3. Follow up on safety signals by an independent board

   Where safety signals are found, there must be a defined process for investigation which involves determining causality. If causality is found, notices should go out to those affected, or at least to the broader public. In some cases, the pharmaceutical may need to be removed from the market where adverse events are found. Boards without conflicts of interest, composed of a cross-section of professionals with relevant experience should be established on an ad hoc basis to follow up on safety signal thresholds being surpassed. The analysis of raw count numbers can be performed automatically and trigger the creation of a “ticket” to investigate the signal.

4. Harmonization and cross-compatibility with other pharmacovigilance systems

   Detection of rare events relies on having a sufficient sample population to draw from. Lack of data pooling between systems can lead to AEs being overlooked (false negatives) [42]. Leveraging the reporting capability of other pharmacovigilance systems enables rare AEs to be detected and investigated further. System harmonization also enables benchmarking of different systems against each other.

Lastly, it is important to stress that all approved drugs are only provisionally approved, and this can be removed should they demonstrate unsafety. If a safety signal is observed and found to be significant and causal, further research can be performed on mechanisms of action to alleviate AE-associated illnesses.

5 Conclusion

While the drug approval process successfully identifies many safety issues, still, some medicines enter the market with extant safety issues.
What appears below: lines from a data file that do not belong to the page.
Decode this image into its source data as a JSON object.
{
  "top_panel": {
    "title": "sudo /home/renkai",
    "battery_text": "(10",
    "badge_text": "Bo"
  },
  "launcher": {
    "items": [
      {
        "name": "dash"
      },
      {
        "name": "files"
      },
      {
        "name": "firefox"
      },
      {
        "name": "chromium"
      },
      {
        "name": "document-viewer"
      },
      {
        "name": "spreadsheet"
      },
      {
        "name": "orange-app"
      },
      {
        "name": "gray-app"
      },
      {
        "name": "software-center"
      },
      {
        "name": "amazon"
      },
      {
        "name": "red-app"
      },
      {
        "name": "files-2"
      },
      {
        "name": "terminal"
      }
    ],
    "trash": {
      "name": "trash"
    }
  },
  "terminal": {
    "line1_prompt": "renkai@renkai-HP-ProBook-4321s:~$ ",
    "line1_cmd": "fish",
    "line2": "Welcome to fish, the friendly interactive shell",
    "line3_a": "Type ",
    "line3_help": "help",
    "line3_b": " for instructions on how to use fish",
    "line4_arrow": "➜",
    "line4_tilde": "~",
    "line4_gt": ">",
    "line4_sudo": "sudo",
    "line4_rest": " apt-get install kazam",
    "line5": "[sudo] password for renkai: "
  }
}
Given this reality, robust pharmacovigilance and post-marketing surveillance is necessary to ensure public safety and to ensure that consumers and patients are making informed decisions. While current pharmacovigilance systems have identified and responded to several safety signals, cases remain of avoidable delay costing lives and injuries.

In order to combat this, it is necessary to create a pharmacovigilance culture, where events are reported. Physicians and patients prescribed medicines need to be aware of reporting databases, and anonymized data should be accessible for independent bodies to identify safety signals. Furthermore, real-time display of information can help to reduce delays in investigating safety signals.

Together, these changes make for a safer consumer environment for pharmaceutical products, which is especially important, given the high rate of iatrogenic harm in the current medical system. Examples abound of unsafe drugs being marketed out of ignorance for their safety issues. Regulators can learn from these examples by adapting robust pharmacovigilance systems in their jurisdictions.